Capítulo 5
1992
Fabiana e Liz foram para a festa a pé. A noite estava agradável e a sede do DCE não era tão longe de onde moravam.
O local estava lotado de estudantes. A música alta e o chope farto. Liz e Fabi ficaram do lado de fora, na área gramada em frente da sede, observando o alvoroço das mais diversas tribos da Universidade ocupando o mesmo lugar ao mesmo tempo. Tão destacadas, tão destoantes e tão ambientadas naquele mesmo único lugar. Ali estavam as patricinhas rindo coquetes de brincadeiras pouco inspiradas de rapazes bonitos; os intelectuais engajados em furiosas discussões contra o sistema ou contra a música alienante; neo-hippies aparentemente imperturbáveis de batas indianas e bolsas de couro; os atletas desfilando seus músculos e sua misteriosa capacidade em beber litros de cerveja; os que só vieram por causa do chope grátis; os completamente deslocados fingindo dançar e beber como se estivessem á vontade…Enfim, uma miscelânea humana no mínimo interessante. Liz, cuja curiosidade por gente e suas peculiaridades era inesgotável, teve que admitir que não havia sido uma má ideia. Fabi, cuja experiência com festas sempre fora diminuta, apesar de algumas escapadelas da vigilância materna (quase sempre por causa da engenhosidade de Liz em encontrar uma infinidade de desculpas esfarrapadas plausíveis), olhava curiosa para as pessoas sorridentes.

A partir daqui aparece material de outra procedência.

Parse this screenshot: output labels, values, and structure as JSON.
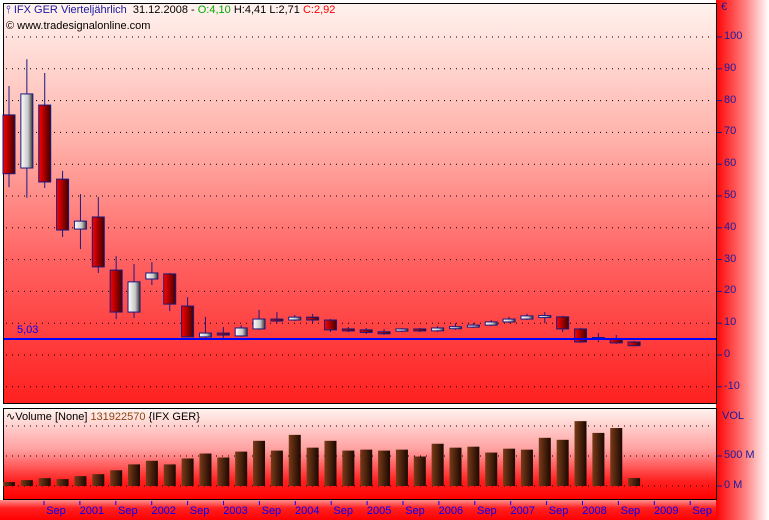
{
  "header": {
    "symbol": "IFX GER",
    "period": "Vierteljährlich",
    "date": "31.12.2008",
    "sep": "-",
    "open": "O:4,10",
    "high": "H:4,41",
    "low": "L:2,71",
    "close": "C:2,92",
    "copyright": "© www.tradesignalonline.com"
  },
  "colors": {
    "up_body": "#ffffff",
    "down_body": "#cc0000",
    "outline": "#1a1a80",
    "hline": "#0000ff",
    "open_text": "#00aa00",
    "close_text": "#ff0000",
    "vol_bar": "#5a2a10"
  },
  "price_axis": {
    "currency": "€",
    "ticks": [
      "100",
      "90",
      "80",
      "70",
      "60",
      "50",
      "40",
      "30",
      "20",
      "10",
      "0",
      "-10"
    ],
    "values": [
      100,
      90,
      80,
      70,
      60,
      50,
      40,
      30,
      20,
      10,
      0,
      -10
    ]
  },
  "hline": {
    "value": 5.03,
    "label": "5,03"
  },
  "candles": [
    {
      "o": 75.5,
      "h": 84.6,
      "l": 52.8,
      "c": 57
    },
    {
      "o": 58.8,
      "h": 93,
      "l": 49.4,
      "c": 82.1
    },
    {
      "o": 78.6,
      "h": 88.7,
      "l": 52.5,
      "c": 54.4
    },
    {
      "o": 55.3,
      "h": 57.9,
      "l": 37.1,
      "c": 39.3
    },
    {
      "o": 39.6,
      "h": 50.6,
      "l": 33.3,
      "c": 42.1
    },
    {
      "o": 43.4,
      "h": 49.7,
      "l": 25.8,
      "c": 27.7
    },
    {
      "o": 26.7,
      "h": 31.1,
      "l": 11.3,
      "c": 13.5
    },
    {
      "o": 13.5,
      "h": 28.6,
      "l": 11.6,
      "c": 23
    },
    {
      "o": 23.9,
      "h": 29.2,
      "l": 22,
      "c": 25.8
    },
    {
      "o": 25.5,
      "h": 25.8,
      "l": 13.8,
      "c": 16
    },
    {
      "o": 15.4,
      "h": 18.2,
      "l": 5.5,
      "c": 5.7
    },
    {
      "o": 5.7,
      "h": 12,
      "l": 5.3,
      "c": 6.9
    },
    {
      "o": 6.9,
      "h": 8.8,
      "l": 5.3,
      "c": 6.3
    },
    {
      "o": 6,
      "h": 9.4,
      "l": 5.7,
      "c": 8.5
    },
    {
      "o": 8.2,
      "h": 14.2,
      "l": 7.9,
      "c": 11.3
    },
    {
      "o": 11.3,
      "h": 13.5,
      "l": 10,
      "c": 10.9
    },
    {
      "o": 11,
      "h": 12.6,
      "l": 10.7,
      "c": 11.9
    },
    {
      "o": 11.9,
      "h": 12.9,
      "l": 10,
      "c": 11
    },
    {
      "o": 11,
      "h": 11.3,
      "l": 7.2,
      "c": 7.9
    },
    {
      "o": 8.2,
      "h": 8.8,
      "l": 7.2,
      "c": 7.8
    },
    {
      "o": 7.9,
      "h": 8.5,
      "l": 6.6,
      "c": 7.1
    },
    {
      "o": 7.3,
      "h": 8.2,
      "l": 6.3,
      "c": 7.1
    },
    {
      "o": 7.5,
      "h": 8.5,
      "l": 7.2,
      "c": 8.2
    },
    {
      "o": 8.2,
      "h": 8.5,
      "l": 7.2,
      "c": 7.6
    },
    {
      "o": 7.6,
      "h": 9.1,
      "l": 7.2,
      "c": 8.5
    },
    {
      "o": 8.7,
      "h": 10,
      "l": 7.9,
      "c": 8.9
    },
    {
      "o": 8.8,
      "h": 10.1,
      "l": 8.5,
      "c": 9.4
    },
    {
      "o": 9.4,
      "h": 11,
      "l": 9.1,
      "c": 10.4
    },
    {
      "o": 10.4,
      "h": 12,
      "l": 10,
      "c": 11.3
    },
    {
      "o": 11.3,
      "h": 13,
      "l": 11,
      "c": 12.3
    },
    {
      "o": 12.2,
      "h": 13.5,
      "l": 10,
      "c": 12.4
    },
    {
      "o": 12,
      "h": 12.3,
      "l": 7.2,
      "c": 8.2
    },
    {
      "o": 8.2,
      "h": 8.5,
      "l": 3.8,
      "c": 4.1
    },
    {
      "o": 4.9,
      "h": 6.9,
      "l": 4.1,
      "c": 5.5
    },
    {
      "o": 5,
      "h": 6.3,
      "l": 3.5,
      "c": 3.8
    },
    {
      "o": 4.1,
      "h": 4.41,
      "l": 2.71,
      "c": 2.92
    }
  ],
  "volume": {
    "title": "Volume [None]",
    "last": "131922570",
    "symbol": "{IFX GER}",
    "axis_title": "VOL",
    "ticks": [
      "500 M",
      "0 M"
    ],
    "tick_values": [
      500,
      0
    ],
    "values_m": [
      66,
      98,
      131,
      115,
      164,
      197,
      262,
      360,
      420,
      360,
      459,
      541,
      475,
      573,
      753,
      590,
      852,
      639,
      753,
      590,
      606,
      590,
      606,
      491,
      704,
      639,
      655,
      557,
      622,
      606,
      803,
      770,
      1081,
      885,
      966,
      132
    ]
  },
  "x_axis": {
    "labels": [
      "Sep",
      "2001",
      "Sep",
      "2002",
      "Sep",
      "2003",
      "Sep",
      "2004",
      "Sep",
      "2005",
      "Sep",
      "2006",
      "Sep",
      "2007",
      "Sep",
      "2008",
      "Sep",
      "2009",
      "Sep"
    ]
  }
}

– Vou pegar um chope. Você quer, Fabi?
– Se tiver refrigerante, eu quero sim, Liz. Se não tiver, eu prefiro não beber nada. Eu não me dou bem com cerveja.
– Cerveja é uma bebida plebeia demais para a milady?
– Ah, Liz, vai te catar!
– Ui! Que vulgar!
Fabiana deu um empurrão na amiga que saiu rindo, bem-humorada. No caminho, Liz encontrou alguns colegas e ficou um tempo conversando, mas logo em seguida, despediu-se preocupada com o fato de Fabiana ficar muito tempo sozinha principalmente por causa de sua proverbial timidez.
O fato é que durante esses quase 10 anos de amizade e apesar das substanciais modificações em sua figura, Fabi pouco mudara em relação a sua timidez. Se era certo que os meninos agora disputavam a atenção dos seus olhos azuis e cobiçavam sem disfarces o seu corpo escultural, para Fabiana isto não redundara em extroversão. Sequer lhe acrescentara um pingo de vaidade presunçosa. Ela continuava simples e reservada e ainda não se separava de Liz para quase nada. Liz sorriu, não sem uma dose de contentamento orgulhoso, à lembrança de que esta constância dera causa ao primeiro enfretamento entre Fabiana e a mãe, alguns meses após o baile de quinze anos de Fabi.
1987
– Você não desgruda dessa moça, Fabiana. Isso não pode ser natural! – exclamou, Dona Eulália.
– Ela é a minha melhor amiga – responde Fabiana.
– Sem entrar no mérito dessa amizade inconveniente com uma menina aquém do seu nível social, esse…esse…grude não é saudável. Você não faz amizade com as meninas do clube, nem ao menos responde aos telefonemas do jovem Antônio Paes Neto, um rapaz de excelente família e que parece tão interessado em você.
Fabiana reprimiu uma expressão de tédio à lembrança do rapaz tolo e esnobe.
– Mãe, aquelas meninas do clube só sabem falar de vestidos e o Neto é um chato…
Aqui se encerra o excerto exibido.